— Папа, папа, не умирай!
Реувен приподнял его над землей, так что их лица оказались вровень, и шутливым басом проговорил:
— Твой папа — герой, твой папа — сильный. Твой папа никогда не умрет.
Но Офер посмотрел на него очень серьезно и сказал:
— Нет, ты умрешь. В конце концов все всегда умирают.
— Ну и что, — снова пробасил Реувен, — а вот я доживу до ста пяти лет. Как мой прадед резник реб Рубен.
Уже по дороге домой, в «сусите», Офер вдруг сказал:
— Знаешь, пап, по-моему, не родиться вообще — это еще хуже, чем умереть.
— Это почему же? — спросил Реувен, улыбнувшись.
— Потому что умирают все, а рождаются не все, — ответил Офер. — Значит, нам повезло, что мы родились, и мы должны этому радоваться.
— Конечно, должны, сынок, — сказал Реувен. — Жить — это счастье.
— Но все равно, — продолжал Офер, — все люди — герои, и дети — тоже. Потому что они продолжают работать, ходить в школу, играть и жить так, словно они никогда не умрут, хотя на самом деле знают, что умрут. И когда они ложатся спать, они ужасно боятся, но никому про это не говорят. Даже самые важные дяди, даже сам премьер-министр. А старики вроде тебя, они еще большие герои. Потому что знают, что им осталось меньше времени, чем другим.
Реувен засмеялся, потрепал сына по головке и сказал:
— Ну какой же я старик? Я совсем не старый. Мне всего тридцать четыре.
Да, тогда ему было столько же, сколько сейчас Оферу… Когда в тот вечер они с сыном вернулись домой, в Ахузу, Эммануэлла встретила их лучезарной улыбкой.
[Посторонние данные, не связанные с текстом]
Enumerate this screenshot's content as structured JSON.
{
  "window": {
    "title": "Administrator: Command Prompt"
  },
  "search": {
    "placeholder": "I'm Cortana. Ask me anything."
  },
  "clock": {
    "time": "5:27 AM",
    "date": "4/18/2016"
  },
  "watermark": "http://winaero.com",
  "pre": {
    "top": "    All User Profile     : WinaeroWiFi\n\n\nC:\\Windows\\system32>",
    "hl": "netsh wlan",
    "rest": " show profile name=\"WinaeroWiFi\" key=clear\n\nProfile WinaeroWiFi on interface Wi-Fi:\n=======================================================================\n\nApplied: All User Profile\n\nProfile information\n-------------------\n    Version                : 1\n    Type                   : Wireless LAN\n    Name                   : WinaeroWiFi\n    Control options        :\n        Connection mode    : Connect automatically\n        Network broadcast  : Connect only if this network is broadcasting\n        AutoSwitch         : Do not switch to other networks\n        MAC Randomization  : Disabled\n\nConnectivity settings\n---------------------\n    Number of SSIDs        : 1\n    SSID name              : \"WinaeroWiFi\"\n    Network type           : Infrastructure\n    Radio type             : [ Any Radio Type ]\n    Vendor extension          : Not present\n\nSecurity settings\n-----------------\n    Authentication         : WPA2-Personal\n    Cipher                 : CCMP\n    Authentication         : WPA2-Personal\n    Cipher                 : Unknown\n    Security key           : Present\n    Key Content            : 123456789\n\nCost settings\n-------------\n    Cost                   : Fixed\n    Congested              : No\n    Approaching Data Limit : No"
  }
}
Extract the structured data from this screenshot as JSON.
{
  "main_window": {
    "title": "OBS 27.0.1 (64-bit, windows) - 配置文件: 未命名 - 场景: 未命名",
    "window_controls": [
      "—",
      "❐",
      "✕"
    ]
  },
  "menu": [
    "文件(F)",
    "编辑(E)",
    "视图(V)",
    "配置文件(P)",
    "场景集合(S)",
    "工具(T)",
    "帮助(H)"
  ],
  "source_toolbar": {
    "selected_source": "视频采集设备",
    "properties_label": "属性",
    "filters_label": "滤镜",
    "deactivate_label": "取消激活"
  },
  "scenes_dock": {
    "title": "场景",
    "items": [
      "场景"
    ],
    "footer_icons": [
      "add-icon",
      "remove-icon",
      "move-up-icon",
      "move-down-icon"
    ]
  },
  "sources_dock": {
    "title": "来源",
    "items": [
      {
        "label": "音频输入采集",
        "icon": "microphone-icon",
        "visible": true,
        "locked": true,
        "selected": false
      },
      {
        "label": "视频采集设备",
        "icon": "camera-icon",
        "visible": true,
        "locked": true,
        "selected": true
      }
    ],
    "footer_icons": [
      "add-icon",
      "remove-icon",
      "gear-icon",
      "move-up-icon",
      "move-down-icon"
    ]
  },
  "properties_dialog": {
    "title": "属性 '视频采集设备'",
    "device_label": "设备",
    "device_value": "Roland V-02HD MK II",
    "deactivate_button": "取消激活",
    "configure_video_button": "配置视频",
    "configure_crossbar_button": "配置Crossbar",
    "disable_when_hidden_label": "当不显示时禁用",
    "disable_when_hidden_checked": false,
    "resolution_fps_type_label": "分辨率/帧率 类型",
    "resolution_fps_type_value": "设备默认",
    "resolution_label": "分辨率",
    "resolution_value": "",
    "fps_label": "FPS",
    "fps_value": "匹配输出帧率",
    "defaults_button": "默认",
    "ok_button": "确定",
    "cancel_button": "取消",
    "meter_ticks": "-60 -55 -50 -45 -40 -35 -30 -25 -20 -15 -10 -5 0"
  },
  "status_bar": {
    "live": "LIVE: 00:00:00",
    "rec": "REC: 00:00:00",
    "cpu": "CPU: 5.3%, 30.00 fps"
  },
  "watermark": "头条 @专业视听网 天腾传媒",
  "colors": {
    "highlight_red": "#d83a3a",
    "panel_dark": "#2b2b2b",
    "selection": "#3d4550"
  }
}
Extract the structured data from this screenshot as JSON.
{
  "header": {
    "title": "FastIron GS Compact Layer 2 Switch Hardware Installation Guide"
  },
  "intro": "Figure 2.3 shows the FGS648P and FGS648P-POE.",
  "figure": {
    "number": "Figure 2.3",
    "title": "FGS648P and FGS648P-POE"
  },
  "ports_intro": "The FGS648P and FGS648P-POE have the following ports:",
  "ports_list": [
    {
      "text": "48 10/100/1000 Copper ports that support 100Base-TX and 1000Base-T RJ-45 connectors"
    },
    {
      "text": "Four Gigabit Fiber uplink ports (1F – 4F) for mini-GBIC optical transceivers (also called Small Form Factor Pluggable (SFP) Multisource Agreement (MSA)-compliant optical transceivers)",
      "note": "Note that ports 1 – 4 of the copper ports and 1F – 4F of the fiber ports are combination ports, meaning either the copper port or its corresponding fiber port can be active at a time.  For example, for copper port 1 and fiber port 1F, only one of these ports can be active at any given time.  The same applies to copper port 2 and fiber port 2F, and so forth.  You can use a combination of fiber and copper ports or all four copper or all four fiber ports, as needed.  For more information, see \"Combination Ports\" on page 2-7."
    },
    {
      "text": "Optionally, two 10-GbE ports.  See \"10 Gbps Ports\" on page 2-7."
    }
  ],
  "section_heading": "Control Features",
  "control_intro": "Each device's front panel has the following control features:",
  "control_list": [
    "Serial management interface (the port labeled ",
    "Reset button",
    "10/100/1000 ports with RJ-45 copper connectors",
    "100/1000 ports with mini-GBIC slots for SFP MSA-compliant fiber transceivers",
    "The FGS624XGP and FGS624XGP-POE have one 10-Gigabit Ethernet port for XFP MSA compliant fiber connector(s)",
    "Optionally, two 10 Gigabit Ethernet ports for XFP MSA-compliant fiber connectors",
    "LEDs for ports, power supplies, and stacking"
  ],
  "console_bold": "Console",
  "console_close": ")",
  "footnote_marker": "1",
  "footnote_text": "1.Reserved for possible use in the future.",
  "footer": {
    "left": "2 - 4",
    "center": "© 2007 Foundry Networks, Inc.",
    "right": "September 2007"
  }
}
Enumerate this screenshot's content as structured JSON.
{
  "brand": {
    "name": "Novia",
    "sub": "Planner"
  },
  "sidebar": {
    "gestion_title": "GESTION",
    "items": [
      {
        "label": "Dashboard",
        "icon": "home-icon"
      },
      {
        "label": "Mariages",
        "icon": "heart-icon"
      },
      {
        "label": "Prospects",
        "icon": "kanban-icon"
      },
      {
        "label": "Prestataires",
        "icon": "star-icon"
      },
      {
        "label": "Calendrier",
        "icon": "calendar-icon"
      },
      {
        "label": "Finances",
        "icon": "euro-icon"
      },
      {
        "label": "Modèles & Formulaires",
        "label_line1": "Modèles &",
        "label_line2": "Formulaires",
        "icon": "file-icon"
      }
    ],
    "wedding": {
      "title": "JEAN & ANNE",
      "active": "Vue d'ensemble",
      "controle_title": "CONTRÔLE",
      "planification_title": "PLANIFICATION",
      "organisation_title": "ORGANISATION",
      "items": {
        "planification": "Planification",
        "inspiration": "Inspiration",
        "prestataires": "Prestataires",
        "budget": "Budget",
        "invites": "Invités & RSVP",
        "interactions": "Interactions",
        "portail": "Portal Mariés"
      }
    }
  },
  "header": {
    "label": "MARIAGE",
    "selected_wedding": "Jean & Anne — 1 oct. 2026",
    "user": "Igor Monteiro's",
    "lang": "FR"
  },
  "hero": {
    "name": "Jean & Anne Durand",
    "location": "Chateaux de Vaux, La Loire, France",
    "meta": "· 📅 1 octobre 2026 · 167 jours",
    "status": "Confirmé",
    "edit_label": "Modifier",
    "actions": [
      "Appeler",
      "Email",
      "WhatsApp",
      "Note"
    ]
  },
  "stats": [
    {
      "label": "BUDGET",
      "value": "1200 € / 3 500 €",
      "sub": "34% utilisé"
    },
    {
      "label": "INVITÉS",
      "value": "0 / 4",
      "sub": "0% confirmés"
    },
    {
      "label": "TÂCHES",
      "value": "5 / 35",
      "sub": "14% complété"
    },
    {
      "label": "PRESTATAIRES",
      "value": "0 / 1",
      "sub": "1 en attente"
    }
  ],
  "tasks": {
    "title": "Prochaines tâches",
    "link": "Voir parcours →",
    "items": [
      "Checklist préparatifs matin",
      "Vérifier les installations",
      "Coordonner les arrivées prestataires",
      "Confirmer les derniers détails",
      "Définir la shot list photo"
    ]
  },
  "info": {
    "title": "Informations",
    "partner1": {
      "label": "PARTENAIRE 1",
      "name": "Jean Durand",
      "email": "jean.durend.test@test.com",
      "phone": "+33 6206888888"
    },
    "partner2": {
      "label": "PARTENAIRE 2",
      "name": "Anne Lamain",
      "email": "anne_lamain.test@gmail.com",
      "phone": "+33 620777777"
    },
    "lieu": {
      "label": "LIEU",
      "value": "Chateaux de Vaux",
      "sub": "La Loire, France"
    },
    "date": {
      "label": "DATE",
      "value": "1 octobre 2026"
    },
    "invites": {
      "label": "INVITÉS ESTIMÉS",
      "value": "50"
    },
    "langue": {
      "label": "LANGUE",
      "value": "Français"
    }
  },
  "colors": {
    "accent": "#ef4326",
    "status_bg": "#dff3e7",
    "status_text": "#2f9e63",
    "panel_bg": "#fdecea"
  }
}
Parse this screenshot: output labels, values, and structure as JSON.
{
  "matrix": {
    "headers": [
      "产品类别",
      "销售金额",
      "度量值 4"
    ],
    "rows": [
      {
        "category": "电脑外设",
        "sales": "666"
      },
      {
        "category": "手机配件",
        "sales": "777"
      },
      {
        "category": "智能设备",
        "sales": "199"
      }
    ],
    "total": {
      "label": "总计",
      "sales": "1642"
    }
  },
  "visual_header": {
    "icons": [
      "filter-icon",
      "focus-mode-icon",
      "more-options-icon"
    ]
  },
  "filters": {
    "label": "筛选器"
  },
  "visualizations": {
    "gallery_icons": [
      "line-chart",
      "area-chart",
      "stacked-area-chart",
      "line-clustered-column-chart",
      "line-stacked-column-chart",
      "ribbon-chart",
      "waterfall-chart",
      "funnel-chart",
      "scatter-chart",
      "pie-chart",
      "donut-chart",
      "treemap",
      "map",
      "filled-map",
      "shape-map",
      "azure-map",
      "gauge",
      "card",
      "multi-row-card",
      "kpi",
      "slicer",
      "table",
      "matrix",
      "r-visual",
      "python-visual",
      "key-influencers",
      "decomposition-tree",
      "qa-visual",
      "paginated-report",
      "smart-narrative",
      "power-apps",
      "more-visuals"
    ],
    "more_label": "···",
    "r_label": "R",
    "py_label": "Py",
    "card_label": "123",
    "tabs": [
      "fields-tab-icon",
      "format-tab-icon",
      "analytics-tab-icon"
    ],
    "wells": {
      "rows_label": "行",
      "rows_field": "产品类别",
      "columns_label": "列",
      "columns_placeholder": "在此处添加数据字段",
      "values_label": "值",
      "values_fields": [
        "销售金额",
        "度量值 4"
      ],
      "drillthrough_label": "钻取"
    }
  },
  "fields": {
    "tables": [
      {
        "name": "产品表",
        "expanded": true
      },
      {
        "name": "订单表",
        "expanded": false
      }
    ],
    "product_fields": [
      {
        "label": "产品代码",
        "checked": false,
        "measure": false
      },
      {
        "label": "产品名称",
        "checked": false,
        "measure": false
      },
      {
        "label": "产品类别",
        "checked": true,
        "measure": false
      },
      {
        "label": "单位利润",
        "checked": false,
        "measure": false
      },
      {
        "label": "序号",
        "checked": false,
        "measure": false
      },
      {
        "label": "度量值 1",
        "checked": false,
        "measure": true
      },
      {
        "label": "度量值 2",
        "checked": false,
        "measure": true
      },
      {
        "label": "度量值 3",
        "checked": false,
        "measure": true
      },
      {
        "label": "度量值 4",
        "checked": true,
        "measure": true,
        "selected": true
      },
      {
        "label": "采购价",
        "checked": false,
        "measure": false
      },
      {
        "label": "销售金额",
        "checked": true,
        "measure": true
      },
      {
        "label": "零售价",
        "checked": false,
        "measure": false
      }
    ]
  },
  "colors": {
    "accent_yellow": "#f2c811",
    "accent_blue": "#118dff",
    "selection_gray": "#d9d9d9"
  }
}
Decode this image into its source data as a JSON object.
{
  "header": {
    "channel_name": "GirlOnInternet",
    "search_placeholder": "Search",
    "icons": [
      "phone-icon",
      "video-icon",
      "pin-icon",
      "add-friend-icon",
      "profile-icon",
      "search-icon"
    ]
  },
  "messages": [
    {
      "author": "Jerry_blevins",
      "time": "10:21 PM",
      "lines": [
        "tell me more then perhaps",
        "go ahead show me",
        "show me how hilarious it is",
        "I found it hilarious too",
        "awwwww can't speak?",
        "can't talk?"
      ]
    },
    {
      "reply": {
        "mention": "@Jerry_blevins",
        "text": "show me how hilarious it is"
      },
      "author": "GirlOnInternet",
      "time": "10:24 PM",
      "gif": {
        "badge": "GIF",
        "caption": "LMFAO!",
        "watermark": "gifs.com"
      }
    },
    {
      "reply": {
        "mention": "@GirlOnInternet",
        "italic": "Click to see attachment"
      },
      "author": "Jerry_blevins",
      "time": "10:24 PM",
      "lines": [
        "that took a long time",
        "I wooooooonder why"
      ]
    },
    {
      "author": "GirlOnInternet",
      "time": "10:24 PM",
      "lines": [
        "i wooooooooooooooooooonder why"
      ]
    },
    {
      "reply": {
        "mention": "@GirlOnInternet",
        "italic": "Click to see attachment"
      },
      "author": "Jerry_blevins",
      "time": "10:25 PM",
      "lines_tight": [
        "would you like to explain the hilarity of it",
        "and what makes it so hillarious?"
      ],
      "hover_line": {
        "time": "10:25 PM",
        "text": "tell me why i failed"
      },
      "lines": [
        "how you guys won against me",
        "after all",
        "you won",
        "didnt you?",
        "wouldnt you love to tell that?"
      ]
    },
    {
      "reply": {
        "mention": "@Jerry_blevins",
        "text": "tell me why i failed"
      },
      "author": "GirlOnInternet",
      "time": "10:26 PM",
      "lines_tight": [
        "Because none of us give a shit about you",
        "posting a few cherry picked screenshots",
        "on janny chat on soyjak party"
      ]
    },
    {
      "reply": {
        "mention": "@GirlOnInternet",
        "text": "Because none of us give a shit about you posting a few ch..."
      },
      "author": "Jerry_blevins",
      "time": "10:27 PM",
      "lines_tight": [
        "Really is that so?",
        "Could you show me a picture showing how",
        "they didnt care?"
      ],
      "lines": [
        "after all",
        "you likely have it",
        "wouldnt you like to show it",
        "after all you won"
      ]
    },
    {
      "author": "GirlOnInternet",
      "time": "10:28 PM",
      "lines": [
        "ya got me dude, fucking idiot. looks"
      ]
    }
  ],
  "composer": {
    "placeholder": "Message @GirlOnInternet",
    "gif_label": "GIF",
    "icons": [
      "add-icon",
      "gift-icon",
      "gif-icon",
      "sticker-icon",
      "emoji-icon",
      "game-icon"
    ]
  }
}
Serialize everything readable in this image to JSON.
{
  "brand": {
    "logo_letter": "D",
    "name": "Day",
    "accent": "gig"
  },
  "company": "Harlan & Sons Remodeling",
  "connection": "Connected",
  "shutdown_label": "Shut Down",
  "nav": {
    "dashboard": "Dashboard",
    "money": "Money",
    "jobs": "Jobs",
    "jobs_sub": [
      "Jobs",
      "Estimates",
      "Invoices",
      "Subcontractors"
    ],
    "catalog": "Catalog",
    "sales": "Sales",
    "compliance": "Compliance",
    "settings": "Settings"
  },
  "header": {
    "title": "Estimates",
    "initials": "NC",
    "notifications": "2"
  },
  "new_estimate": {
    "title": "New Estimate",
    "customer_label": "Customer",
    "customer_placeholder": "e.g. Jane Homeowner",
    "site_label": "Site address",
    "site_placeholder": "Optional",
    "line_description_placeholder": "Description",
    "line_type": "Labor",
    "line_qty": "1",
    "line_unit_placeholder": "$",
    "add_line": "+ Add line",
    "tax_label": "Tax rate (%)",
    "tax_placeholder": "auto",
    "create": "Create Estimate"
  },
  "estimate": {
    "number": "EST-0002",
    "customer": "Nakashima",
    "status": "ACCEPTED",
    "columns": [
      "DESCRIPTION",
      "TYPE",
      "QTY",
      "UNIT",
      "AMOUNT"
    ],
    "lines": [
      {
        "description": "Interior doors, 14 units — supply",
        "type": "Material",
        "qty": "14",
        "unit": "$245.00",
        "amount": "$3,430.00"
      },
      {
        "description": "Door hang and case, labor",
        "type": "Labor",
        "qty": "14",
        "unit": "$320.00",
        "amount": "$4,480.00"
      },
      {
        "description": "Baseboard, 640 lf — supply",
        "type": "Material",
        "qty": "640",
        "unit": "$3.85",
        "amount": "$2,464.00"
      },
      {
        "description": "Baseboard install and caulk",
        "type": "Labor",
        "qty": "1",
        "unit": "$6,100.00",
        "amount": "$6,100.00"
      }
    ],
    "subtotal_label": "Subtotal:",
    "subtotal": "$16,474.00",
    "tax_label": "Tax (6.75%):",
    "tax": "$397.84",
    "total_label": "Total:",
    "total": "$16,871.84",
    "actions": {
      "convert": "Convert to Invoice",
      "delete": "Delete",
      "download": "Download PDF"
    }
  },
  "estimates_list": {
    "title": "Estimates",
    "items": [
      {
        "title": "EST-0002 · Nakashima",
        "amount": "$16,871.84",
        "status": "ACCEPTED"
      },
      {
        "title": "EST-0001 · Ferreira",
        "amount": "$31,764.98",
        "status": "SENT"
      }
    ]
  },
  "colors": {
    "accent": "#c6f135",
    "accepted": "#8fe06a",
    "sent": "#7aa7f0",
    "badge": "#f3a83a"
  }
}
В доме вкусно пахло; на столе стояли омлет и салат. «Comment allez-vous?» — спросил он, поцеловав жену в макушку. «Excellent, merci», — весело ответила она. И только через много лет после развода у него вдруг возникло подозрение, что именно тогда-то она и начала встречаться с этим типом из Тель-Авива, а уроки французского были всего лишь предлогом. Эта мысль продолжала мучить его в течение нескольких недель, но никаких доказательств у него не было, а спросить саму Эммануэллу он не мог, тем более что тогда она как раз заболела и часто лежала в больнице, и он перестал об этом думать…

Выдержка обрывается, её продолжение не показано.